Mark Ruwedel / Cesare Fabbri: Breakfast Viewing

Thursday 16 May 2019
9:30 am - 11:00 am
Large Glass

Mark Ruwedel will show a series of photographs, which document the Los Angeles River. For over two decades, he has been photographing American deserts or the remains of abandoned railway lines in the western United States and Canada – epic places with evidence of human intervention. “His photographs of the channelized LA River, and of similar stretches of Californian hinterland, show a place overwritten by industry, irrigation, urban planning and abiding fantasies about authentic wilderness.” Cesare Fabbri’s landscapes of Sardegna, reveal the remains of ancient cultures amidst geographical features, still relatively undisturbed by industrialisation. “Here are ruins both geological – a brutal promontory juts out of an eroded landscape of softer rock – and man-made: a vast cube of quarried stone has the aspect of a classical temple.” (Quotes from a short essay by Brian Dillon).

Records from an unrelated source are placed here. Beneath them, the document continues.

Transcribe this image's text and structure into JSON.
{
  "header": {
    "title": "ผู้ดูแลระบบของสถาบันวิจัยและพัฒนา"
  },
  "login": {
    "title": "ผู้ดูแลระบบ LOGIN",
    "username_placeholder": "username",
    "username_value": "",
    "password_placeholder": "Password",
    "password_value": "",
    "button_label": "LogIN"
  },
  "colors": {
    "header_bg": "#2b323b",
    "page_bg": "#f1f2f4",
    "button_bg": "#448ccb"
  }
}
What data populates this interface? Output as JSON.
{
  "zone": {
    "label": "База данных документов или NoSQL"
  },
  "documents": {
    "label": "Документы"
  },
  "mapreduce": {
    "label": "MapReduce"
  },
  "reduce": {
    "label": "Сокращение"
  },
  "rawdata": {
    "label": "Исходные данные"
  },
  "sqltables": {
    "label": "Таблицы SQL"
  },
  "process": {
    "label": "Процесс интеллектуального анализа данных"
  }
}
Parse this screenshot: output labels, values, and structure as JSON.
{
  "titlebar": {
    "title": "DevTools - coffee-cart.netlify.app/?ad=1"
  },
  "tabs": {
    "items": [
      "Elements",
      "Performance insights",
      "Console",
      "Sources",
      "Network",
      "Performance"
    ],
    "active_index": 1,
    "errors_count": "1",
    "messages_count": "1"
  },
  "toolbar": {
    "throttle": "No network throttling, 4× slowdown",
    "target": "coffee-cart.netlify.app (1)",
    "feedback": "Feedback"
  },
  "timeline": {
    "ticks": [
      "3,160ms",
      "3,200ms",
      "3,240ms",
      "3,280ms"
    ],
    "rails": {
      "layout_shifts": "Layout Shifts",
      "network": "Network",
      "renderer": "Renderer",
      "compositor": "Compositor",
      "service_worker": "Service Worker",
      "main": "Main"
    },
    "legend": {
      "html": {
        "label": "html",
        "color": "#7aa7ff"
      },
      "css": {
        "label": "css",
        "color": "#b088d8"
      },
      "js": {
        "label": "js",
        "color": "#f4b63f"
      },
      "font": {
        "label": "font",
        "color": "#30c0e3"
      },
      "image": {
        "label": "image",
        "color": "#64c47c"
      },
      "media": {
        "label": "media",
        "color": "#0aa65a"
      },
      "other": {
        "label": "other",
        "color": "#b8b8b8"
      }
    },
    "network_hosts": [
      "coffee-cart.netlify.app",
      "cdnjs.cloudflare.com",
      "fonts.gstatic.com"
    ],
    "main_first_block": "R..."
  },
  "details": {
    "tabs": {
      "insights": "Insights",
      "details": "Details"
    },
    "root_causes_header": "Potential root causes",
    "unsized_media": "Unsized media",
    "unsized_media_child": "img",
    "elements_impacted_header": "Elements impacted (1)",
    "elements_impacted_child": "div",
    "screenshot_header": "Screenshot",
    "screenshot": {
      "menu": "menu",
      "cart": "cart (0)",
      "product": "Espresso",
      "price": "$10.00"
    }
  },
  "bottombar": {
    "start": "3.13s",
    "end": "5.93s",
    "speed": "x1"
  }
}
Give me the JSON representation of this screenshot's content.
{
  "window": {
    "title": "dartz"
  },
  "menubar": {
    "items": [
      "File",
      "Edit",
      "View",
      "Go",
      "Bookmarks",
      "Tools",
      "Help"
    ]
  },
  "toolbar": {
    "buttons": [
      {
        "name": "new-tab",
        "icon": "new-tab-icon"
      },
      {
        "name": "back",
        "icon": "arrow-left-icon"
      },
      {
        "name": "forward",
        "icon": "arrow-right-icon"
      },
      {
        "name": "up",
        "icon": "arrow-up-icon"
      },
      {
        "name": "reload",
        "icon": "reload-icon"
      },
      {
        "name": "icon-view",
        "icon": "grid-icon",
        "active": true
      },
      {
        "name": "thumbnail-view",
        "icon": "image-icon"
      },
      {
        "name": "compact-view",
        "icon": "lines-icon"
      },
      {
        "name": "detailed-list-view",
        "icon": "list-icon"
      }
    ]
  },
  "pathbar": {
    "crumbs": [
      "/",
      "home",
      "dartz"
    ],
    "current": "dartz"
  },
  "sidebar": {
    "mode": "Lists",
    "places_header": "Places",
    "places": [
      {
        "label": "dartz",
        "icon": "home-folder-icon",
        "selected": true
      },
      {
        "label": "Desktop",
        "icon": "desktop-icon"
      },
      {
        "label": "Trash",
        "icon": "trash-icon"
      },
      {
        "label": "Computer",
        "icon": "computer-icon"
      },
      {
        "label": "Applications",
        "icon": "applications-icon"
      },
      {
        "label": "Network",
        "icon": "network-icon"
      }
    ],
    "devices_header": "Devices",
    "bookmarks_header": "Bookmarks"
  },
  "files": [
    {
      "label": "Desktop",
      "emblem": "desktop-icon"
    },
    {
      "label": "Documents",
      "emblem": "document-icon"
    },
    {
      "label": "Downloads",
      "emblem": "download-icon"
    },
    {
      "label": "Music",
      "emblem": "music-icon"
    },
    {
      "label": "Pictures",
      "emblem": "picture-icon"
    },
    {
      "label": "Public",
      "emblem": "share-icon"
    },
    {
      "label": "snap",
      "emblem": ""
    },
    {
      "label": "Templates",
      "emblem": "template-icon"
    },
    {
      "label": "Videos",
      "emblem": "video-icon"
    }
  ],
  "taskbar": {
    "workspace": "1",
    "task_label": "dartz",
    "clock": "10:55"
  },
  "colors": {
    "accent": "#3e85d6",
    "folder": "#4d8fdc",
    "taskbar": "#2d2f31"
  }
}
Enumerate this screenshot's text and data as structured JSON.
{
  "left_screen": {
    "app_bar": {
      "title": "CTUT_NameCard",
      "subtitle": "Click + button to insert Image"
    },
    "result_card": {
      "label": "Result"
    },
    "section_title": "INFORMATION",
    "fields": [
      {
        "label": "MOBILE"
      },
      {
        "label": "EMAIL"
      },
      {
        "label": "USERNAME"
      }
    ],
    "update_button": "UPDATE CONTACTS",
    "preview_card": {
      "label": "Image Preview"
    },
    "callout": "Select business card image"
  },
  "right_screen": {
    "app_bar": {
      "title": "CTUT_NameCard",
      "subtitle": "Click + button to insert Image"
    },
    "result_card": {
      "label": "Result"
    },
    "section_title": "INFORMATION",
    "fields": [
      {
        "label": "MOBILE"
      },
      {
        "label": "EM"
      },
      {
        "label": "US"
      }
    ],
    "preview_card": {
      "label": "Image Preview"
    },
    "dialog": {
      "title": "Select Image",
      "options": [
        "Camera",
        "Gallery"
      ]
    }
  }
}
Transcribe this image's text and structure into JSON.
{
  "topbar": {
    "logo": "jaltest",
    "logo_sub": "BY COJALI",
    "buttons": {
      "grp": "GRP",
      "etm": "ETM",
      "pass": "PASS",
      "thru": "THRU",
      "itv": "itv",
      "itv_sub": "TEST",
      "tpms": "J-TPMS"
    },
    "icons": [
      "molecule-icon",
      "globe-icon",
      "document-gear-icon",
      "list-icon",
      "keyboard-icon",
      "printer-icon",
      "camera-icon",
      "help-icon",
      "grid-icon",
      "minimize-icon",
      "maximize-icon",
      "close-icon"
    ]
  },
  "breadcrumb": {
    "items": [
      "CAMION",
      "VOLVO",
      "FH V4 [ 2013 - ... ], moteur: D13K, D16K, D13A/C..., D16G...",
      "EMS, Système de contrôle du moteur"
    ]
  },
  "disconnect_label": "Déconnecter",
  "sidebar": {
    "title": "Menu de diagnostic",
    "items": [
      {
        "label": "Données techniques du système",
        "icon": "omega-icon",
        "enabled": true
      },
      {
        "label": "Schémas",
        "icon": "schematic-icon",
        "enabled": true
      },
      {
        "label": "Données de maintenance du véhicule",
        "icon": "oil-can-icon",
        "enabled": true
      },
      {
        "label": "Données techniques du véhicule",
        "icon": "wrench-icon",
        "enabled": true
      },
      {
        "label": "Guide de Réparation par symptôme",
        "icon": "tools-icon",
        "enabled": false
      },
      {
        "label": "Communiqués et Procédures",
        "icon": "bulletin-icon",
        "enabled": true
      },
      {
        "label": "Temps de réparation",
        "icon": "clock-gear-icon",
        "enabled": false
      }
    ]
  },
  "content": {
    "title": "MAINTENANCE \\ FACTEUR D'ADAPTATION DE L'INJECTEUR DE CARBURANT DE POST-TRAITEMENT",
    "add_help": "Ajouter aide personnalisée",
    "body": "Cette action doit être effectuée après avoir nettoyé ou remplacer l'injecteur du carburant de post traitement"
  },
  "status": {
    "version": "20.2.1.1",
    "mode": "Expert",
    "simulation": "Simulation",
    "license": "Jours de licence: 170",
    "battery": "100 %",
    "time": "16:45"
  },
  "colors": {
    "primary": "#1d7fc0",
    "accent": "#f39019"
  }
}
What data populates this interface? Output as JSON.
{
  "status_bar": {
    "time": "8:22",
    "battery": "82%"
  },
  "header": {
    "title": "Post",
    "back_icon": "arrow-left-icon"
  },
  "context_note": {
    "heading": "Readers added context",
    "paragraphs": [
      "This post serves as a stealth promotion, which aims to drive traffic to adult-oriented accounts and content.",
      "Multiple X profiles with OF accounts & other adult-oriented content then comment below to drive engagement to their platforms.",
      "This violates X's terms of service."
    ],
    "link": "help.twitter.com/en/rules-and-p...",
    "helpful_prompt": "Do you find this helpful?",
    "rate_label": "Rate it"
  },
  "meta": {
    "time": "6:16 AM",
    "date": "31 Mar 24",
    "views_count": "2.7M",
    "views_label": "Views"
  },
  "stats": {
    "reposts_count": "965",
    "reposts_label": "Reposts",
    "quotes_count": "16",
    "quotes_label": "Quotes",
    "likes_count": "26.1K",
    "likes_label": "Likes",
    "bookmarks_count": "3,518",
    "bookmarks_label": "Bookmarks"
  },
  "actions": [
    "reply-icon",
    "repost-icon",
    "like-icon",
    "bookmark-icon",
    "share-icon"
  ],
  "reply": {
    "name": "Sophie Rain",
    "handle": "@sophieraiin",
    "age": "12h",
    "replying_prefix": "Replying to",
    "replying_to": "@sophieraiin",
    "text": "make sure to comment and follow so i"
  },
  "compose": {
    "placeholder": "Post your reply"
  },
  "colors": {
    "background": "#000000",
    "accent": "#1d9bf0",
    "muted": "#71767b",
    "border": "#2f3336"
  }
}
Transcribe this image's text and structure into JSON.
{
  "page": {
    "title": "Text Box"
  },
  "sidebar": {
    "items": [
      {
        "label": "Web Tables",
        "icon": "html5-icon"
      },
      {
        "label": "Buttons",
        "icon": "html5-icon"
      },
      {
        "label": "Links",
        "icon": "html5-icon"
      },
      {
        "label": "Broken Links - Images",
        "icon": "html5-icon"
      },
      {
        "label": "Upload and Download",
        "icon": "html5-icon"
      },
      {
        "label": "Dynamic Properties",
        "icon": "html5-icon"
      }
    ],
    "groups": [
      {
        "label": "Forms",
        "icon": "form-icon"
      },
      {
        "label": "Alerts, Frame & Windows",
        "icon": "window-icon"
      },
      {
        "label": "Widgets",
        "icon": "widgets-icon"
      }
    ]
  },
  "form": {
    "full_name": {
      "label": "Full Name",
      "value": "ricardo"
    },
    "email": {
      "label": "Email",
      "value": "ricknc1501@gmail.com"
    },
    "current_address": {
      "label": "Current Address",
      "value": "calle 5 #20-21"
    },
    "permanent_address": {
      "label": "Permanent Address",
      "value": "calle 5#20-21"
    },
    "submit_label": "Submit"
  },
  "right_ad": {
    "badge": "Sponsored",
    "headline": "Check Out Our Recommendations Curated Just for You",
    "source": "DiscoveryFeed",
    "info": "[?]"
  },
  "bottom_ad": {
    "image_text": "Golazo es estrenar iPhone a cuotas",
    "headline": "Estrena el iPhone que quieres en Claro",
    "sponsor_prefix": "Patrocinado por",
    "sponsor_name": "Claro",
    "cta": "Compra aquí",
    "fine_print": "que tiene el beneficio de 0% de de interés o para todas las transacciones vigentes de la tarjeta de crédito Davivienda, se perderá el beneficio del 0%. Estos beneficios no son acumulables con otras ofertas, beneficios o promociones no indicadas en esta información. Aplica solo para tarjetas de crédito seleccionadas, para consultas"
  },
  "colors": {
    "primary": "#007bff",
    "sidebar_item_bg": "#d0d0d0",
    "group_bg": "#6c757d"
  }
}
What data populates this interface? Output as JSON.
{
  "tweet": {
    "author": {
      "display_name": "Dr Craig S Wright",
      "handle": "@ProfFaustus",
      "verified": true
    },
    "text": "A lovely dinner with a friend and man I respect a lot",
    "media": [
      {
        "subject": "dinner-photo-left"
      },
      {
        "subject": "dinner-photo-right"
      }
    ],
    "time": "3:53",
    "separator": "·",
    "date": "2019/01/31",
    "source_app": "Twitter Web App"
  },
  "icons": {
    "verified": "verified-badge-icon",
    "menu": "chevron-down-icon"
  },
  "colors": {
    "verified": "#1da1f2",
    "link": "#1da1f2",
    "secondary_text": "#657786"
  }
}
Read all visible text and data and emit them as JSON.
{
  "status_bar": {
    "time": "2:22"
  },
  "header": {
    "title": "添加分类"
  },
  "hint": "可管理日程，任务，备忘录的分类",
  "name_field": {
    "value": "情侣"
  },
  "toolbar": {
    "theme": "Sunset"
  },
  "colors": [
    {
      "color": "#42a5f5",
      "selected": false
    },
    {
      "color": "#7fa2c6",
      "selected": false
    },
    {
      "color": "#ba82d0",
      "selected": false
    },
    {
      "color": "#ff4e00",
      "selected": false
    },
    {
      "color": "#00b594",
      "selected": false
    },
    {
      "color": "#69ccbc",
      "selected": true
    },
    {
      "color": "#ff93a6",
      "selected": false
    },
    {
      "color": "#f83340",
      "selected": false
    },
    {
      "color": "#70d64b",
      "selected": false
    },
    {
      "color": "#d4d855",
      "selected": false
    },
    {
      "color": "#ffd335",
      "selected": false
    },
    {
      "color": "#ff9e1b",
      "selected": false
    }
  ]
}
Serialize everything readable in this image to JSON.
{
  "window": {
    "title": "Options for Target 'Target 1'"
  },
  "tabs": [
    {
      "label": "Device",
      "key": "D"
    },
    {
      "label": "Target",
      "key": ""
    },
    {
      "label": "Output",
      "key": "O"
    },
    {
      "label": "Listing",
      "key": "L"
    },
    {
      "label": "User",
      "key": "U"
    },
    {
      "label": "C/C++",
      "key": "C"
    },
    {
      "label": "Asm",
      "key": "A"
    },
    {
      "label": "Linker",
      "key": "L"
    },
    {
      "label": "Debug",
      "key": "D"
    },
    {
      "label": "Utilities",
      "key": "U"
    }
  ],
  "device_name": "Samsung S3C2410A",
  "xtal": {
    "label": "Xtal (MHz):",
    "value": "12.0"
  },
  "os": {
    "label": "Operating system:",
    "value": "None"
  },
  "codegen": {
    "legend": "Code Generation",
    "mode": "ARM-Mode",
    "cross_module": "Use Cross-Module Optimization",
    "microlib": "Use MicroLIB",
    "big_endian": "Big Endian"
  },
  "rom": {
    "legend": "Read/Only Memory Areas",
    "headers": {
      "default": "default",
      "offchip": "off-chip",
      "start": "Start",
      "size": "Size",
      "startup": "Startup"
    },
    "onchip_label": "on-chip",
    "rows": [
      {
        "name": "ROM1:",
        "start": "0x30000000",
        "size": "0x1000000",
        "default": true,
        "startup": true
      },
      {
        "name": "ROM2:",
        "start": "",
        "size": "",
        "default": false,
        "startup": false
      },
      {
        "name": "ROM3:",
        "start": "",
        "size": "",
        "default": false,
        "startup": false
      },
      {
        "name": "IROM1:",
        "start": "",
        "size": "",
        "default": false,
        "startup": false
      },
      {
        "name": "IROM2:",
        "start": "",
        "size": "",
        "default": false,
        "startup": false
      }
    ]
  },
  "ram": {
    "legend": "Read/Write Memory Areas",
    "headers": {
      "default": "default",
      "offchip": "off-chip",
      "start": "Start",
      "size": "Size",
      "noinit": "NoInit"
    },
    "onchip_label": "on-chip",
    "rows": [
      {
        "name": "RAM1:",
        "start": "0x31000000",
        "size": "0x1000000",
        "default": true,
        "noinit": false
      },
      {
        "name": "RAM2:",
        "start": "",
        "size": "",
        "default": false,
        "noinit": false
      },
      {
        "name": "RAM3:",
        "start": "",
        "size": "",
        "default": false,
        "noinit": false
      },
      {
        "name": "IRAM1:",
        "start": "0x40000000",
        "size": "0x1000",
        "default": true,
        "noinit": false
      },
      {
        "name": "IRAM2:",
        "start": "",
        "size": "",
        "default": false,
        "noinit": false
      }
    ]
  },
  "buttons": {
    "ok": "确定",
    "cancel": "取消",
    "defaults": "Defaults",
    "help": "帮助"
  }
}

Mark Ruwedel was born in Bethlehem, PA, USA in 1954. He lives and works in Los Angeles. Ruwedel has been Professor of Art at California State University, Long Beach since 2002. In 2014 he was awarded both a Guggenheim Fellowship and the Scotiabank Photography Award. He has had solo exhibitions at the Chinati Foundation, USA, Presentation House Gallery and Southern Alberta Art Gallery, Canada. His work is held in the collections of the J. Paul Getty Museum, Los Angeles County Museum of Art, Metropolitan Museum of Art, Museum of Contemporary Photography, National Gallery of Art, San Francisco Museum of Modern Art (USA) and National Gallery of Canada, (CA) and Tate, London. Cesare Fabbri was born in Ravenna, Italy, 1971. He studied photography with Italo Zannier and urban planning at the IUAV in Venice. He had a solo show at the Foundation A Stichting, Brussels in 2017. In 2007 he took part in the Stuttgart Biennale of Photography and Architecture and was shortlisted for the prize Atlante Italiano 007 organised by Museo MAXXI, Rome. In 2004 he was awarded the RAM prize and a HERA study grant. His work has recently been added to the collections of the Musée d’Art Moderne de la Ville de Paris. Together with Silvia Loddo he founded ‘Osservatorio Fotografico’ in Ravenna in 2009, an experimental platform for research on photography.